The Fed is asking for public comment on its proposals through June 22.
Main Street Loans
For almost three months, the Fed has been hard at work on standing up the Main Street Lending Program for small and medium sized businesses.
The program officially opened Monday through a lender registration portal that will establish the network of banks and lenders responsible for actually underwriting the loans.
The loans are five years in term and will allow the borrower to defer principal payments for two years, interest payments for one year, and are priced at LIBOR plus 3%.
Fed officials, however, expressed concern that nonprofits would not be able to access the facility. American colleges and universities have been particularly pinched as students face uncertainty about being able to return to campus in the fall.

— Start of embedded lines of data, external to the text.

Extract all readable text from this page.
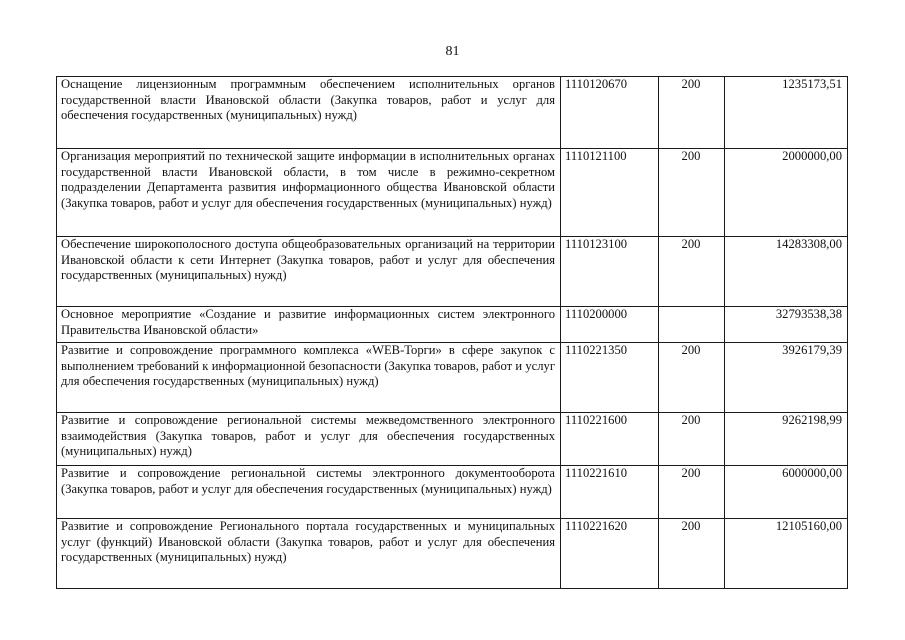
81
Оснащение лицензионным программным обеспечением исполнительных органов государственной власти Ивановской области (Закупка товаров, работ и услуг для обеспечения государственных (муниципальных) нужд)	1110120670	200	1235173,51
Организация мероприятий по технической защите информации в исполнительных органах государственной власти Ивановской области, в том числе в режимно-секретном подразделении Департамента развития информационного общества Ивановской области (Закупка товаров, работ и услуг для обеспечения государственных (муниципальных) нужд)	1110121100	200	2000000,00
Обеспечение широкополосного доступа общеобразовательных организаций на территории Ивановской области к сети Интернет (Закупка товаров, работ и услуг для обеспечения государственных (муниципальных) нужд)	1110123100	200	14283308,00
Основное мероприятие «Создание и развитие информационных систем электронного Правительства Ивановской области»	1110200000		32793538,38
Развитие и сопровождение программного комплекса «WEB-Торги» в сфере закупок с выполнением требований к информационной безопасности (Закупка товаров, работ и услуг для обеспечения государственных (муниципальных) нужд)	1110221350	200	3926179,39
Развитие и сопровождение региональной системы межведомственного электронного взаимодействия (Закупка товаров, работ и услуг для обеспечения государственных (муниципальных) нужд)	1110221600	200	9262198,99
Развитие и сопровождение региональной системы электронного документооборота (Закупка товаров, работ и услуг для обеспечения государственных (муниципальных) нужд)	1110221610	200	6000000,00
Развитие и сопровождение Регионального портала государственных и муниципальных услуг (функций) Ивановской области (Закупка товаров, работ и услуг для обеспечения государственных (муниципальных) нужд)	1110221620	200	12105160,00
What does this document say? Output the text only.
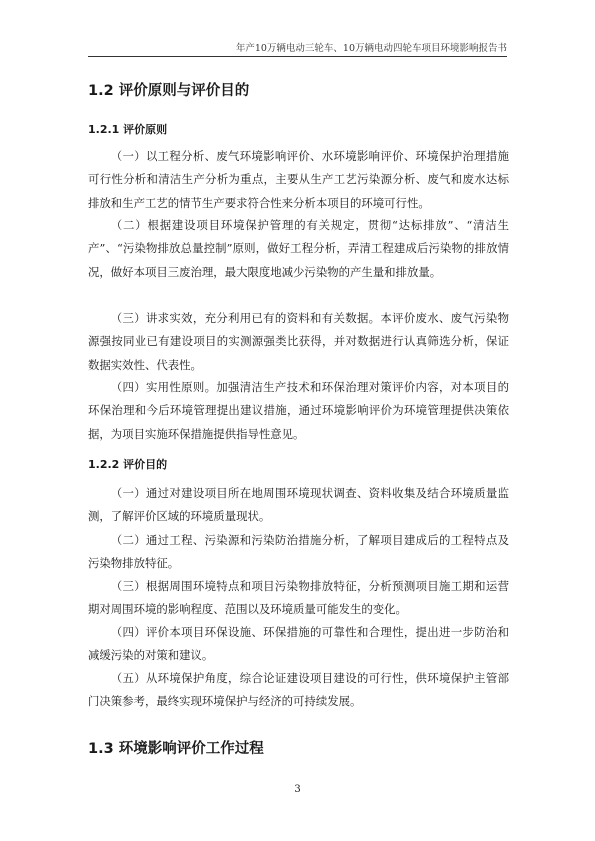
年产10万辆电动三轮车、10万辆电动四轮车项目环境影响报告书
1.2 评价原则与评价目的
1.2.1 评价原则

（一）以工程分析、废气环境影响评价、水环境影响评价、环境保护治理措施可行性分析和清洁生产分析为重点，主要从生产工艺污染源分析、废气和废水达标排放和生产工艺的情节生产要求符合性来分析本项目的环境可行性。

（二）根据建设项目环境保护管理的有关规定，贯彻“达标排放”、“清洁生产”、“污染物排放总量控制”原则，做好工程分析，弄清工程建成后污染物的排放情况，做好本项目三废治理，最大限度地减少污染物的产生量和排放量。

（三）讲求实效，充分利用已有的资料和有关数据。本评价废水、废气污染物源强按同业已有建设项目的实测源强类比获得，并对数据进行认真筛选分析，保证数据实效性、代表性。

（四）实用性原则。加强清洁生产技术和环保治理对策评价内容，对本项目的环保治理和今后环境管理提出建议措施，通过环境影响评价为环境管理提供决策依据，为项目实施环保措施提供指导性意见。

1.2.2 评价目的

（一）通过对建设项目所在地周围环境现状调查、资料收集及结合环境质量监测，了解评价区域的环境质量现状。

（二）通过工程、污染源和污染防治措施分析，了解项目建成后的工程特点及污染物排放特征。

（三）根据周围环境特点和项目污染物排放特征，分析预测项目施工期和运营期对周围环境的影响程度、范围以及环境质量可能发生的变化。

（四）评价本项目环保设施、环保措施的可靠性和合理性，提出进一步防治和减缓污染的对策和建议。

（五）从环境保护角度，综合论证建设项目建设的可行性，供环境保护主管部门决策参考，最终实现环境保护与经济的可持续发展。

1.3 环境影响评价工作过程
3
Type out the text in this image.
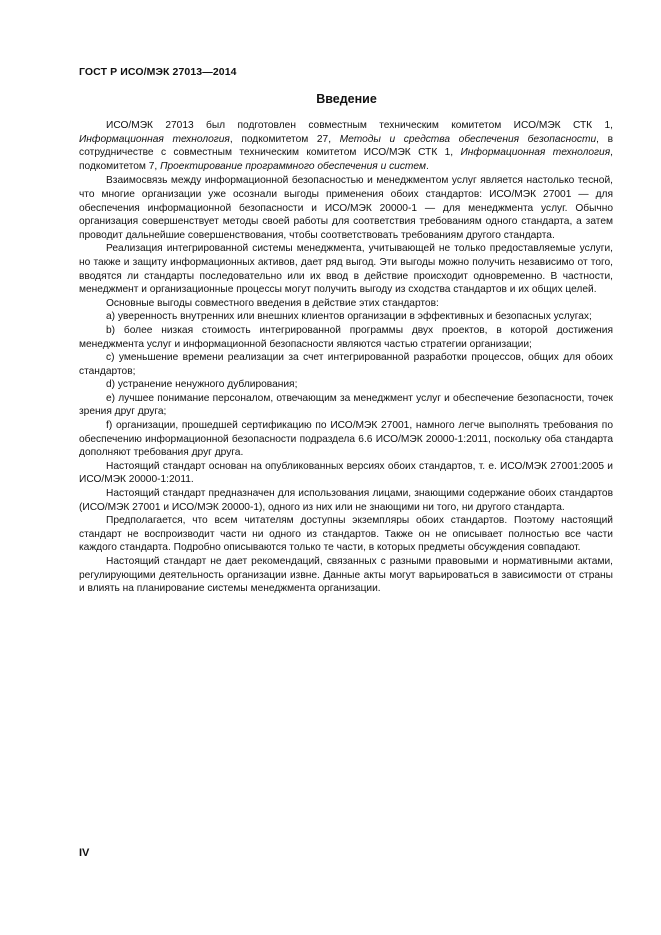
ГОСТ Р ИСО/МЭК 27013—2014
Введение

ИСО/МЭК 27013 был подготовлен совместным техническим комитетом ИСО/МЭК СТК 1, Информационная технология, подкомитетом 27, Методы и средства обеспечения безопасности, в сотрудничестве с совместным техническим комитетом ИСО/МЭК СТК 1, Информационная технология, подкомитетом 7, Проектирование программного обеспечения и систем.

Взаимосвязь между информационной безопасностью и менеджментом услуг является настолько тесной, что многие организации уже осознали выгоды применения обоих стандартов: ИСО/МЭК 27001 — для обеспечения информационной безопасности и ИСО/МЭК 20000-1 — для менеджмента услуг. Обычно организация совершенствует методы своей работы для соответствия требованиям одного стандарта, а затем проводит дальнейшие совершенствования, чтобы соответствовать требованиям другого стандарта.

Реализация интегрированной системы менеджмента, учитывающей не только предоставляемые услуги, но также и защиту информационных активов, дает ряд выгод. Эти выгоды можно получить независимо от того, вводятся ли стандарты последовательно или их ввод в действие происходит одновременно. В частности, менеджмент и организационные процессы могут получить выгоду из сходства стандартов и их общих целей.

Основные выгоды совместного введения в действие этих стандартов:

a) уверенность внутренних или внешних клиентов организации в эффективных и безопасных услугах;

b) более низкая стоимость интегрированной программы двух проектов, в которой достижения менеджмента услуг и информационной безопасности являются частью стратегии организации;

c) уменьшение времени реализации за счет интегрированной разработки процессов, общих для обоих стандартов;

d) устранение ненужного дублирования;

e) лучшее понимание персоналом, отвечающим за менеджмент услуг и обеспечение безопасности, точек зрения друг друга;

f) организации, прошедшей сертификацию по ИСО/МЭК 27001, намного легче выполнять требования по обеспечению информационной безопасности подраздела 6.6 ИСО/МЭК 20000-1:2011, поскольку оба стандарта дополняют требования друг друга.

Настоящий стандарт основан на опубликованных версиях обоих стандартов, т. е. ИСО/МЭК 27001:2005 и ИСО/МЭК 20000-1:2011.

Настоящий стандарт предназначен для использования лицами, знающими содержание обоих стандартов (ИСО/МЭК 27001 и ИСО/МЭК 20000-1), одного из них или не знающими ни того, ни другого стандарта.

Предполагается, что всем читателям доступны экземпляры обоих стандартов. Поэтому настоящий стандарт не воспроизводит части ни одного из стандартов. Также он не описывает полностью все части каждого стандарта. Подробно описываются только те части, в которых предметы обсуждения совпадают.

Настоящий стандарт не дает рекомендаций, связанных с разными правовыми и нормативными актами, регулирующими деятельность организации извне. Данные акты могут варьироваться в зависимости от страны и влиять на планирование системы менеджмента организации.

IV
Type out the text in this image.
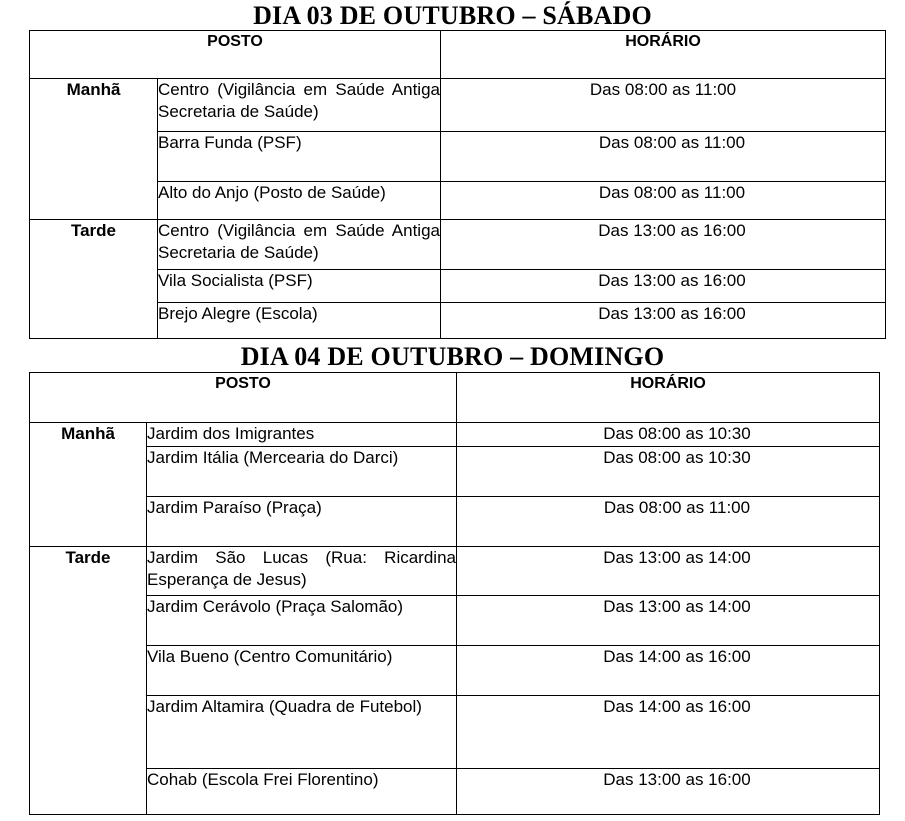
DIA 03 DE OUTUBRO – SÁBADO
POSTO		HORÁRIO
Manhã	Centro (Vigilância em Saúde Antiga Secretaria de Saúde)	Das 08:00 as 11:00
	Barra Funda (PSF)	Das 08:00 as 11:00
	Alto do Anjo (Posto de Saúde)	Das 08:00 as 11:00
Tarde	Centro (Vigilância em Saúde Antiga Secretaria de Saúde)	Das 13:00 as 16:00
	Vila Socialista (PSF)	Das 13:00 as 16:00
	Brejo Alegre (Escola)	Das 13:00 as 16:00
DIA 04 DE OUTUBRO – DOMINGO
POSTO		HORÁRIO
Manhã	Jardim dos Imigrantes	Das 08:00 as 10:30
	Jardim Itália (Mercearia do Darci)	Das 08:00 as 10:30
	Jardim Paraíso (Praça)	Das 08:00 as 11:00
Tarde	Jardim São Lucas (Rua: Ricardina Esperança de Jesus)	Das 13:00 as 14:00
	Jardim Cerávolo (Praça Salomão)	Das 13:00 as 14:00
	Vila Bueno (Centro Comunitário)	Das 14:00 as 16:00
	Jardim Altamira (Quadra de Futebol)	Das 14:00 as 16:00
	Cohab (Escola Frei Florentino)	Das 13:00 as 16:00
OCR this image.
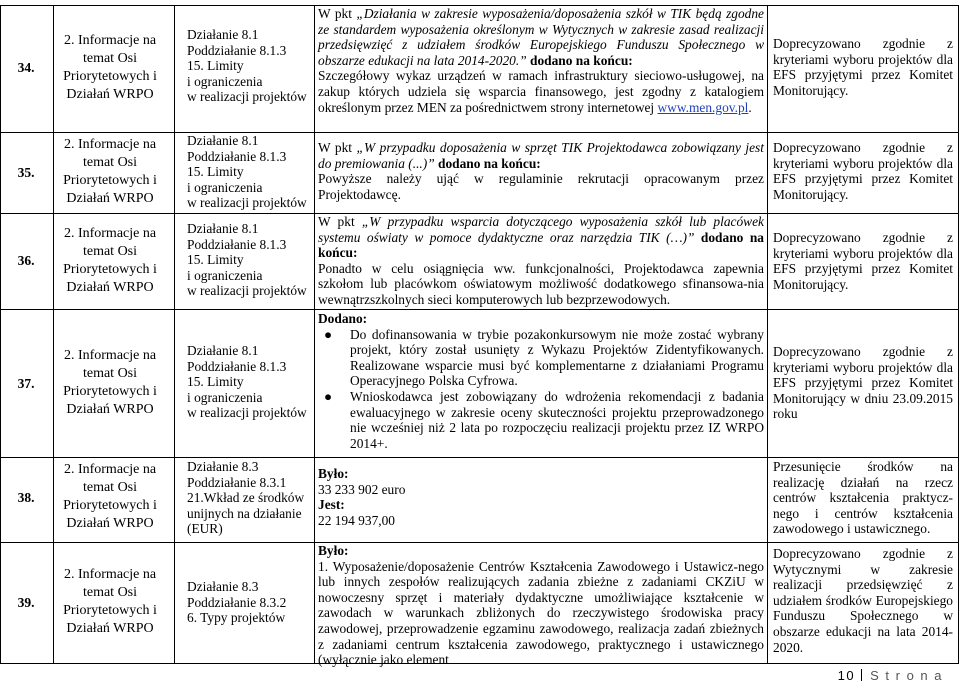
34.
35.
36.
37.
38.
39.
2. Informacje na temat Osi Priorytetowych i Działań WRPO
2. Informacje na temat Osi Priorytetowych i Działań WRPO
2. Informacje na temat Osi Priorytetowych i Działań WRPO
2. Informacje na temat Osi Priorytetowych i Działań WRPO
2. Informacje na temat Osi Priorytetowych i Działań WRPO
2. Informacje na temat Osi Priorytetowych i Działań WRPO
Działanie 8.1
Poddziałanie 8.1.3
15. Limity
i ograniczenia
w realizacji projektów
Działanie 8.1
Poddziałanie 8.1.3
15. Limity
i ograniczenia
w realizacji projektów
Działanie 8.1
Poddziałanie 8.1.3
15. Limity
i ograniczenia
w realizacji projektów
Działanie 8.1
Poddziałanie 8.1.3
15. Limity
i ograniczenia
w realizacji projektów
Działanie 8.3
Poddziałanie 8.3.1
21.Wkład ze środków
unijnych na działanie
(EUR)
Działanie 8.3
Poddziałanie 8.3.2
6. Typy projektów

W pkt „Działania w zakresie wyposażenia/doposażenia szkół w TIK będą zgodne ze standardem wyposażenia określonym w Wytycznych w zakresie zasad realizacji przedsięwzięć z udziałem środków Europejskiego Funduszu Społecznego w obszarze edukacji na lata 2014-2020.” dodano na końcu:

Szczegółowy wykaz urządzeń w ramach infrastruktury sieciowo-usługowej, na zakup których udziela się wsparcia finansowego, jest zgodny z katalogiem określonym przez MEN za pośrednictwem strony internetowej www.men.gov.pl.

W pkt „W przypadku doposażenia w sprzęt TIK Projektodawca zobowiązany jest do premiowania (...)” dodano na końcu:

Powyższe należy ująć w regulaminie rekrutacji opracowanym przez Projektodawcę.

W pkt „W przypadku wsparcia dotyczącego wyposażenia szkół lub placówek systemu oświaty w pomoce dydaktyczne oraz narzędzia TIK (…)” dodano na końcu:

Ponadto w celu osiągnięcia ww. funkcjonalności, Projektodawca zapewnia szkołom lub placówkom oświatowym możliwość dodatkowego sfinansowa-nia wewnątrzszkolnych sieci komputerowych lub bezprzewodowych.

Dodano:

● Do dofinansowania w trybie pozakonkursowym nie może zostać wybrany projekt, który został usunięty z Wykazu Projektów Zidentyfikowanych. Realizowane wsparcie musi być komplementarne z działaniami Programu Operacyjnego Polska Cyfrowa.
● Wnioskodawca jest zobowiązany do wdrożenia rekomendacji z badania ewaluacyjnego w zakresie oceny skuteczności projektu przeprowadzonego nie wcześniej niż 2 lata po rozpoczęciu realizacji projektu przez IZ WRPO 2014+.

Było:

33 233 902 euro

Jest:

22 194 937,00

Było:

1. Wyposażenie/doposażenie Centrów Kształcenia Zawodowego i Ustawicz-nego lub innych zespołów realizujących zadania zbieżne z zadaniami CKZiU w nowoczesny sprzęt i materiały dydaktyczne umożliwiające kształcenie w zawodach w warunkach zbliżonych do rzeczywistego środowiska pracy zawodowej, przeprowadzenie egzaminu zawodowego, realizacja zadań zbieżnych z zadaniami centrum kształcenia zawodowego, praktycznego i ustawicznego (wyłącznie jako element

Doprecyzowano zgodnie z kryteriami wyboru projektów dla EFS przyjętymi przez Komitet Monitorujący.
Doprecyzowano zgodnie z kryteriami wyboru projektów dla EFS przyjętymi przez Komitet Monitorujący.
Doprecyzowano zgodnie z kryteriami wyboru projektów dla EFS przyjętymi przez Komitet Monitorujący.
Doprecyzowano zgodnie z kryteriami wyboru projektów dla EFS przyjętymi przez Komitet Monitorujący w dniu 23.09.2015 roku
Przesunięcie środków na realizację działań na rzecz centrów kształcenia praktycz-nego i centrów kształcenia zawodowego i ustawicznego.
Doprecyzowano zgodnie z Wytycznymi w zakresie realizacji przedsięwzięć z udziałem środków Europejskiego Funduszu Społecznego w obszarze edukacji na lata 2014-2020.
10 S t r o n a
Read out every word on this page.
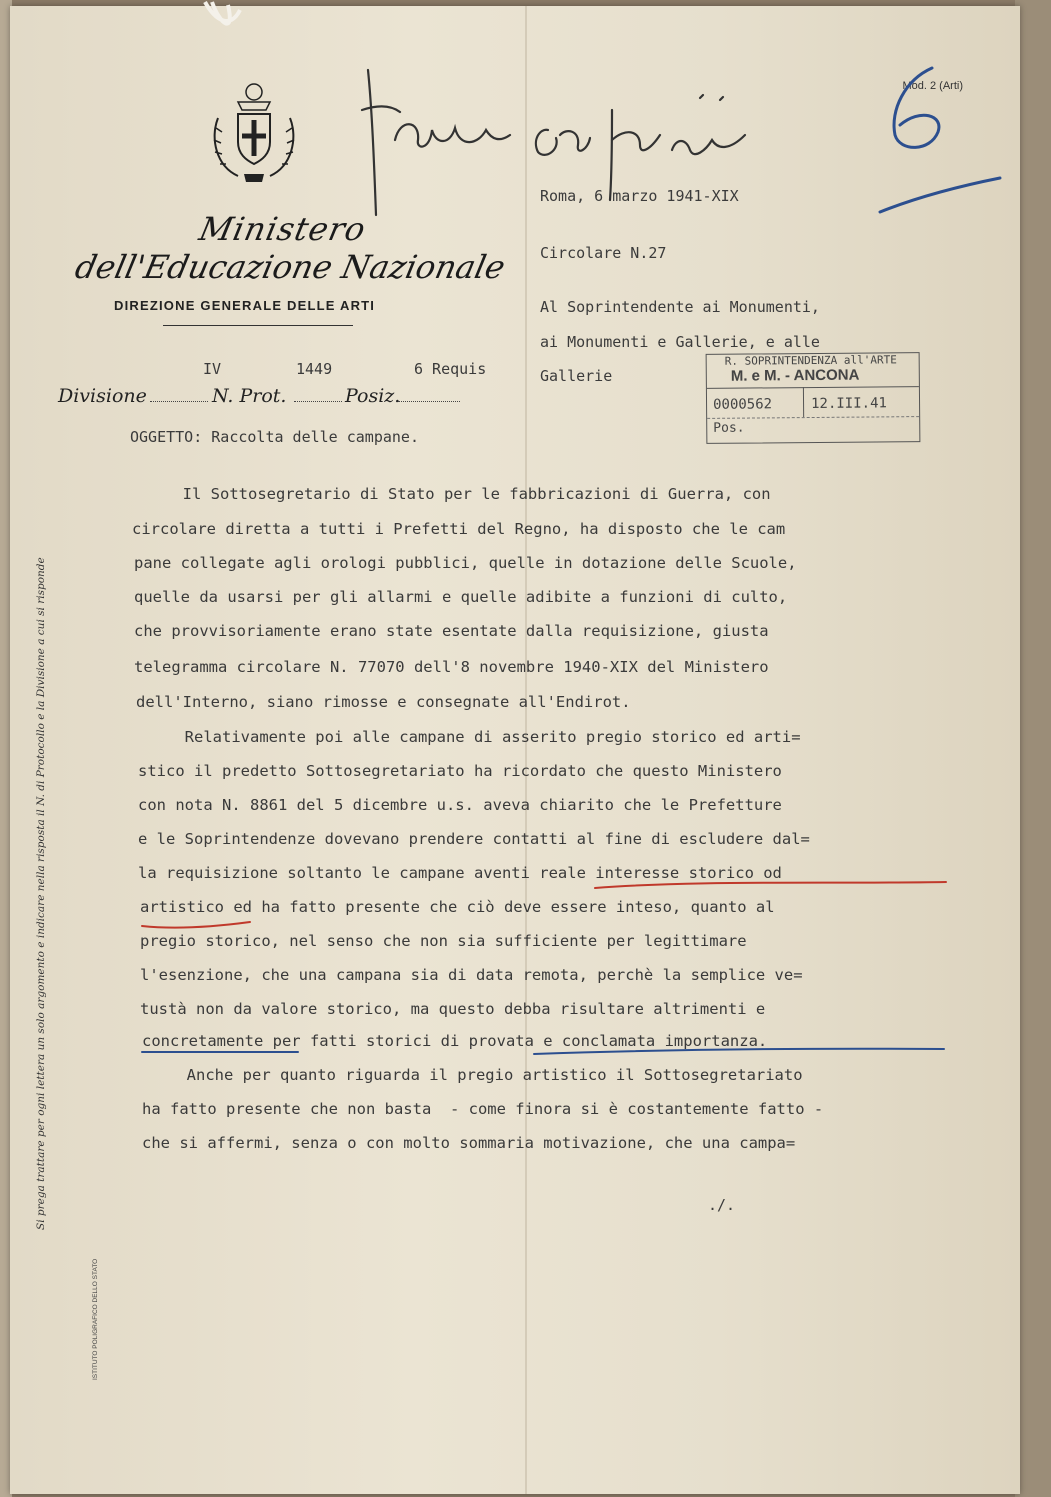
Mod. 2 (Arti)
Ministero
dell'Educazione Nazionale
DIREZIONE GENERALE DELLE ARTI
IV	1449	6 Requis
Divisione	N. Prot.	Posiz.
Roma, 6 marzo 1941-XIX
Circolare N.27
Al Soprintendente ai Monumenti,
ai Monumenti e Gallerie, e alle
Gallerie
R. SOPRINTENDENZA all'ARTE
M. e M. - ANCONA
0000562	12.III.41
Pos.
OGGETTO: Raccolta delle campane.
Il Sottosegretario di Stato per le fabbricazioni di Guerra, con
circolare diretta a tutti i Prefetti del Regno, ha disposto che le cam
pane collegate agli orologi pubblici, quelle in dotazione delle Scuole,
quelle da usarsi per gli allarmi e quelle adibite a funzioni di culto,
che provvisoriamente erano state esentate dalla requisizione, giusta
telegramma circolare N. 77070 dell'8 novembre 1940-XIX del Ministero
dell'Interno, siano rimosse e consegnate all'Endirot.
Relativamente poi alle campane di asserito pregio storico ed arti=
stico il predetto Sottosegretariato ha ricordato che questo Ministero
con nota N. 8861 del 5 dicembre u.s. aveva chiarito che le Prefetture
e le Soprintendenze dovevano prendere contatti al fine di escludere dal=
la requisizione soltanto le campane aventi reale interesse storico od
artistico ed ha fatto presente che ciò deve essere inteso, quanto al
pregio storico, nel senso che non sia sufficiente per legittimare
l'esenzione, che una campana sia di data remota, perchè la semplice ve=
tustà non da valore storico, ma questo debba risultare altrimenti e
concretamente per fatti storici di provata e conclamata importanza.
Anche per quanto riguarda il pregio artistico il Sottosegretariato
ha fatto presente che non basta  - come finora si è costantemente fatto -
che si affermi, senza o con molto sommaria motivazione, che una campa=
./.
Si prega trattare per ogni lettera un solo argomento e indicare nella risposta il N. di Protocollo e la Divisione a cui si risponde
ISTITUTO POLIGRAFICO DELLO STATO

The Fed is proposing the same terms to loans under the nonprofit facilities. Nonprofits will be able to obtain a loan large enough to cover the entirety of a quarter’s worth of revenue. The nonprofit program would involve two programs, an “extended” facility that would modify an existing loan under the facility’s terms, and a “new” facility that would originate new credit.
The maximum loan size under the “extended” facility will be $300 million and the maximum loan size under the “new” facility will be $35 million.
The Fed will offer to take on nearly all of the credit risk under the nonprofit facility, as it would with its business loans. The facility would only require the lender to hold onto 5% of the loan for both the extended and new facilities.